Listening to music 30 minutes daily can help reduce anxiety, pain and subsequent heart problems after heart attacks. This finding was presented at the American College of Cardiology’s Annual Scientific Session Together with World Congress of Cardiology.
30 Minutes a Day of Music
After heart attacks, patients experience pain episodes called early post-infarction angina. After listening to music for 30 minutes a day, patients experienced significantly lower level of pain. In addition, they also had significantly less anxiety.
700,000 Heart Attack Survivors Each Year
Every year in the United States, there are almost 700,000 heart attack survivors. About 1 in 9 of these survivors experience early post-infarction angina and anxiety within the first 48 hours. Researchers found that daily music listening combined with standard therapy can help reduce the pain and anxiety. It can also help reduce subsequent cardiac problems.
Effects of Music Therapy
“There have been very few studies analyzing the effects of music on heart conditions,” said Predrag Mitrovic, from the University of Belgrade School of Medicine and the study’s lead author.
“Based on our findings, we believe music therapy can help all patients after a heart attack, not only patients with early post-infarction angina. It’s also very easy and inexpensive to implement,” he said.
The study involved 350 patients diagnosed with heart attack and early post-infarction angina at a medical center in Serbia. Half of the patients were given standard treatment. The other half received regular music sessions in addition to standard treatment.
The kind of music the patients listened to depended on how they responded to different genres of music.
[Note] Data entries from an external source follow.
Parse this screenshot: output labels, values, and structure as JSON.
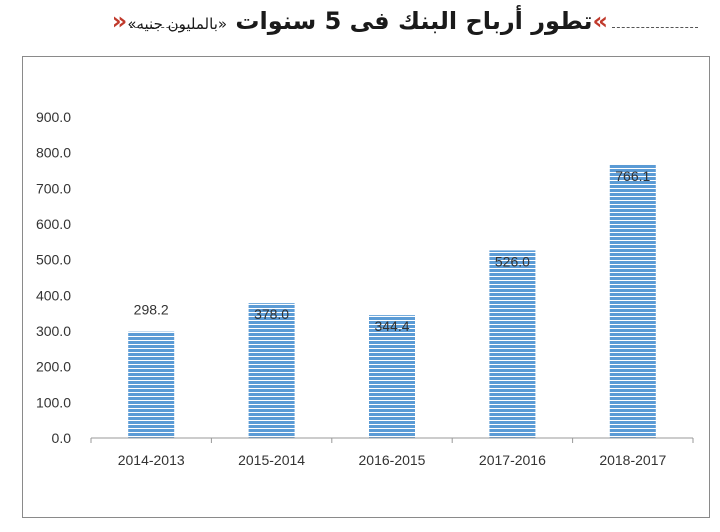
{
  "header": {
    "title": "تطور أرباح البنك فى 5 سنوات",
    "unit": "«بالمليون جنيه»",
    "quote_open": "»",
    "quote_close": "«"
  },
  "colors": {
    "bar_fill": "#5b9bd5",
    "bar_stripe": "#ffffff",
    "axis": "#999999"
  },
  "chart_data": {
    "type": "bar",
    "title": "",
    "xlabel": "",
    "ylabel": "",
    "categories": [
      "2014-2013",
      "2015-2014",
      "2016-2015",
      "2017-2016",
      "2018-2017"
    ],
    "values": [
      298.2,
      378.0,
      344.4,
      526.0,
      766.1
    ],
    "data_labels": [
      "298.2",
      "378.0",
      "344.4",
      "526.0",
      "766.1"
    ],
    "ylim": [
      0,
      900
    ],
    "yticks": [
      0,
      100,
      200,
      300,
      400,
      500,
      600,
      700,
      800,
      900
    ],
    "ytick_labels": [
      "0.0",
      "100.0",
      "200.0",
      "300.0",
      "400.0",
      "500.0",
      "600.0",
      "700.0",
      "800.0",
      "900.0"
    ],
    "grid": false,
    "legend": "none"
  }
}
They listened to nine 30-second samples of music. Based on the physiological responses (dilation or narrowing of the pupils), the researchers selected the most optimal music for each patient. The music tempo and tonality were also adjusted based on feedback from the patient to find tune the music for the patient.
The patients were asked to listen to the selected music for 30 minutes a day while resting with eyes closed. The study went on for seven years. The patients documented their sessions in a log. The patients were assessed every three months during the first year, and annually after that.
Less Pain and Anxiety
After seven years, the researcher found that patients who listened to the music had reduced anxiety, pain sensation and pain distress, compared to patients who only received standard treatment alone. The patients receiving music therapy also had significantly lower rates of certain heart conditions, including an 18 percent reduction in the rate of heart failure; 23 percent lower rate of subsequent heart attack; 20 percent lower rate of needing coronary artery bypass graft surgery; and 16 percent lower rate of cardiac death.
The researchers postulated that the music calmed the “fight or flight” response in the sympathetic nervous system of the patients. This helps prevent increased heart rate and blood pressure which can stress the cardiovascular system. The calming effect of the music may be reducing the patient’s anxiety. This, in turn, helps calm the activity of the sympathetic nervous system.
The researchers plan to look into how music therapy can benefit patients with other health conditions such as diabetes.